Additionally, incarceration of a parent may serve to further destabilize families already experiencing hardship through events like divorce or the death of a family member, leading to greater risk for poorer health across the dimensions explored here. Resources and programs to assist children in the event of parental incarceration should be especially focused on establishing a stable home environment and assisting in the event of alternative care requirements while paying attention to the family’s history of disruption and its impact on the child [
49]. Families with recent disruptions that also face incarceration may benefit particularly from intervention strategies for children through schools to reduce behavioral, academic, and emotional problems that can lead to poorer health [
50]. Youth mentoring programs that encourage prosocial attachments and support alternative caregiving relationships by relatives such as grandparents may be especially impact for a child’s well-being within the combined circumstances of parental incarceration and additional family disruption [
51,
52].
4.2. Limitations and Future Research
There are certain limitations for this study that provide opportunities for future research.

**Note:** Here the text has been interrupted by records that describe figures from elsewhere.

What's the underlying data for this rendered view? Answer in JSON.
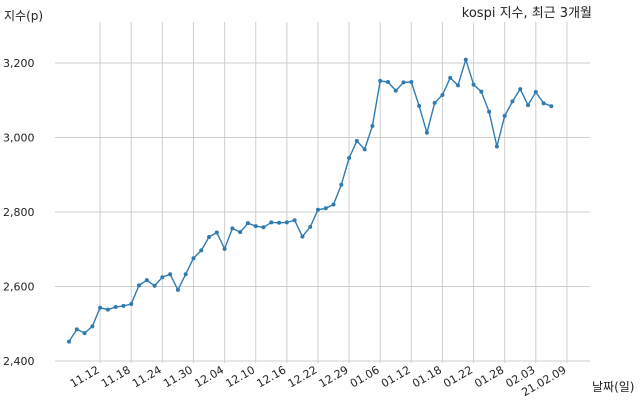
{
  "chart_data": {
    "type": "line",
    "title": "kospi 지수, 최근 3개월",
    "ylabel": "지수(p)",
    "xlabel": "날짜(일)",
    "ylim": [
      2400,
      3260
    ],
    "yticks": [
      2400,
      2600,
      2800,
      3000,
      3200
    ],
    "ytick_labels": [
      "2,400",
      "2,600",
      "2,800",
      "3,000",
      "3,200"
    ],
    "grid": true,
    "line_color": "#2f7bb0",
    "xtick_labels": [
      "11.12",
      "11.18",
      "11.24",
      "11.30",
      "12.04",
      "12.10",
      "12.16",
      "12.22",
      "12.29",
      "01.06",
      "01.12",
      "01.18",
      "01.22",
      "01.28",
      "02.03",
      "21.02.09"
    ],
    "xtick_index": [
      4,
      8,
      12,
      16,
      20,
      24,
      28,
      32,
      36,
      40,
      44,
      48,
      52,
      56,
      60,
      64
    ],
    "values": [
      2452,
      2485,
      2475,
      2493,
      2543,
      2538,
      2545,
      2548,
      2553,
      2603,
      2617,
      2602,
      2625,
      2633,
      2591,
      2633,
      2676,
      2697,
      2733,
      2745,
      2701,
      2756,
      2746,
      2770,
      2762,
      2759,
      2772,
      2771,
      2772,
      2778,
      2734,
      2760,
      2806,
      2810,
      2820,
      2873,
      2945,
      2991,
      2968,
      3031,
      3152,
      3149,
      3126,
      3148,
      3149,
      3085,
      3013,
      3093,
      3114,
      3160,
      3140,
      3209,
      3142,
      3123,
      3069,
      2976,
      3058,
      3097,
      3130,
      3087,
      3122,
      3092,
      3084
    ]
  }
}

First, due to the cross-sectional design of the NSCH study, we cannot make claims regarding the causal ordering of the key variables of interest. However, significant prior research suggests that parental incarceration leads to poorer child health outcomes [
10,
11,
12,
13,
14,
15,
16], rather than the opposite causal relationship, where child health issues result in subsequent parental incarceration. The use of longitudinal data in future research can help to confirm the causal dynamics of the main research posed here. Second, the measure of incarceration used here does not indicate which parent has been incarcerated. Given research that shows different outcomes for a child’s exposure to maternal versus paternal incarceration [
53,
54], future studies using a similar comparison group strategy would benefit from the use of a more precise measure of parental incarceration. Third, our analyses were limited to the inclusion of the different types of adversity available in the NSCH dataset such as material hardship, family mental health difficulties, violence exposure, and discrimination. Both researchers and practitioners should consider additional forms of hardship when examining child health disparities as they relate to incarceration exposure.